Resulta imposible evitar los embates de la naturaleza, pero sí es muy viable disminuir los factores de riesgo, máxime cuando éstos son identificados con antelación.

Son muchos los que hoy lloran la muerte o desaparición de sus familiares. Estamos hablando de centenares de compatriotas a quienes las enfurecidas aguas se les llevó a sus seres queridos, su patrimonio y de paso sus ilusiones.
Acompañamos a los salgareños en su dolor. No es este un momento para hacer política, ni para aprovechar en beneficio propio el drama que padecen nuestros compatriotas. Por eso, resulta irritante la actitud con visos de indolencia del Presidente Santos quien muy al final del día de la catástrofe se hizo presente en el lugar de los hechos luciendo una impecable camisa en la que se leía el slogan “Unidos para la prosperidad”. Tomó el micrófono para decirles a los damnificados que regalará casas y que éstas “serán mejores que las que perdieron”.

No es del todo prudente tratar de convencer a quien llora la pérdida de sus allegados y de sus bienes que en el futuro el Gobierno le obsequiará una casa “más bonita”.

Es cuestión de talante y en Salgar Santos mostró cuál es el suyo.

Pero concentrémonos en lo fundamental: la atención de los damnificados y los planes inmediatos para mitigar el impacto de eventuales futuros desbordamientos de las aguas que circundan a Salgar.

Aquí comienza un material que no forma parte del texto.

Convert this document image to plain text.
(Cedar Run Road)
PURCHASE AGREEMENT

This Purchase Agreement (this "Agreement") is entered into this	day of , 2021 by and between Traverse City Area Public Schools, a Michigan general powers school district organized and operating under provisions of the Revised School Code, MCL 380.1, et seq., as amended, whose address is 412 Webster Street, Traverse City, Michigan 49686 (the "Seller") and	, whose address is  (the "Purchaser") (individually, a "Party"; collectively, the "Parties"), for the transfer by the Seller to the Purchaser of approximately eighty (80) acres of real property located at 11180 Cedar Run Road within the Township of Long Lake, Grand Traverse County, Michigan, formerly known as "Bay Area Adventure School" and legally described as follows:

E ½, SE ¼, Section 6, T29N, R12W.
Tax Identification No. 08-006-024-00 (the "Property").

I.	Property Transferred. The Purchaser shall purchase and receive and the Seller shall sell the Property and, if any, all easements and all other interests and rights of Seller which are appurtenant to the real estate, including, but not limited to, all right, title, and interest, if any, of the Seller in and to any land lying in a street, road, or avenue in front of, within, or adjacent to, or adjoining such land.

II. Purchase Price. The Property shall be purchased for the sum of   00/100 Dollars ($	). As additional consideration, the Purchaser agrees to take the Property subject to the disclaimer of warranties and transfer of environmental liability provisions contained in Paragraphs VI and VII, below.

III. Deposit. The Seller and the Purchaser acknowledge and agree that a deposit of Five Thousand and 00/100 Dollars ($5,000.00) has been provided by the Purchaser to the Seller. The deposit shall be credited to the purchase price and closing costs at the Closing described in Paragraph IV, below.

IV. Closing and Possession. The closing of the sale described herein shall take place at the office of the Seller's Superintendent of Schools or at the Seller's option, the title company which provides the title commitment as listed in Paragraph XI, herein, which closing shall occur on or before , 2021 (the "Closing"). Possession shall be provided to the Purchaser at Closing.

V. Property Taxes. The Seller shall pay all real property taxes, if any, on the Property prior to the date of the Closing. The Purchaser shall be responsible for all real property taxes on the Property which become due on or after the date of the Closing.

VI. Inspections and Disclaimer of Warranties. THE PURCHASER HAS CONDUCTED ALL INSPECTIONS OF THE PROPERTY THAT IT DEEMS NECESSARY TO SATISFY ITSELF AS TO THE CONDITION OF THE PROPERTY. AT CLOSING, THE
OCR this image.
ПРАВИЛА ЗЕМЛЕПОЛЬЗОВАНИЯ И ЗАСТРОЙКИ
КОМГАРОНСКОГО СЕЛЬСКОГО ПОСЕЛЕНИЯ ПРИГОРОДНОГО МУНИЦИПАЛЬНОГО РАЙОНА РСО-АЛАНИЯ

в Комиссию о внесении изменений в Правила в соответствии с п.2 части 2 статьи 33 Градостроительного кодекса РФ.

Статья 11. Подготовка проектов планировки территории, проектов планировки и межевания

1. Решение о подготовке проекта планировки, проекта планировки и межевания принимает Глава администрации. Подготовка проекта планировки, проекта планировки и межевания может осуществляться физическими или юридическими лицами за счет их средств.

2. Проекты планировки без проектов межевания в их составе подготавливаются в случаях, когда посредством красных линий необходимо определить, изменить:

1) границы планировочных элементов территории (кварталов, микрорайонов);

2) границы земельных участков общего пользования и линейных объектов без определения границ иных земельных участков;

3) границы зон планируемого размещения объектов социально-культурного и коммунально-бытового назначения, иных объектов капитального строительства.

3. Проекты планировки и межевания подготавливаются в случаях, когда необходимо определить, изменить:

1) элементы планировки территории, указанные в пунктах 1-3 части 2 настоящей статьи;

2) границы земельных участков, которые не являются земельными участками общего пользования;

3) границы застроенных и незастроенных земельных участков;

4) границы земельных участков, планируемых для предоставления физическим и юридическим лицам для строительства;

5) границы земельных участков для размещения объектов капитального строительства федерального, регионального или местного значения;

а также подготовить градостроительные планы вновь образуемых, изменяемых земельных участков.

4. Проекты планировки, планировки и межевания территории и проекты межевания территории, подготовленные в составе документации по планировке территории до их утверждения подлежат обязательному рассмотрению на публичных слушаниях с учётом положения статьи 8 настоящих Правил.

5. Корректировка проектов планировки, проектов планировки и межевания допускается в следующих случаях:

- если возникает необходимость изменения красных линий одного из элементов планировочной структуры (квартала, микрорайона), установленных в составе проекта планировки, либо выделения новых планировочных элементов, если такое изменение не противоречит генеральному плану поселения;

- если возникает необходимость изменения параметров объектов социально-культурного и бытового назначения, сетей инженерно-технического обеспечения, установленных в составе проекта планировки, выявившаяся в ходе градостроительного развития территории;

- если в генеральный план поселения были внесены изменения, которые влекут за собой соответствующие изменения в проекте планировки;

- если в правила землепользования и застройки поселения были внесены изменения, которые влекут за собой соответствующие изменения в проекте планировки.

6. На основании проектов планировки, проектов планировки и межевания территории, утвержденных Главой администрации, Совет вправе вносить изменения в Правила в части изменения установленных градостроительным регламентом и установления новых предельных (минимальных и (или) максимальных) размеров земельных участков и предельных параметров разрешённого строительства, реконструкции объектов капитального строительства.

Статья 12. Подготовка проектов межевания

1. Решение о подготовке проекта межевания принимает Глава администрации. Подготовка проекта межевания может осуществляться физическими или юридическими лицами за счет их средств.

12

Habitantes de la región han denunciado que la tragedia estaba anunciada por cuenta del taponamiento de la parte alta de la quebrada ¿Por qué no se hicieron las respectivas obras que demandaban desesperadamente quienes hoy son víctimas de la inacción por parte de las autoridades correspondientes? Espero sinceramente que el Gobierno Nacional y departamental tome cartas en el asunto y emprenda las obras que sean necesarias para evitar una réplica de esta catástrofe.
Me valgo de este espacio para resaltar el altísimo nivel de solidaridad de la sociedad colombiana que en cuestión de minutos y sin importar que estuviéramos en día festivo se movilizó y emprendió de manera acelerada un proceso de recolección de ayudas humanitarias para nuestros compatriotas que lo perdieron todo en Salgar.

Finalmente, insisto en el llamado al Gobierno del Presidente Santos y al gobernador Sergio Fajardo para que inicien en el término de la distancia las contingencias que se requieren. En la región continúa lloviendo y el riesgo de un nuevo desbordamiento es demasiado alto. Espero de todo corazón que la reconstrucción de Salgar no sea una réplica de Gramalote (Norte de Santander), población que se destruyó hace cerca de 5 años y aparte de los pomposos anuncios del Gobierno, aún no se ha pegado el primer ladrillo.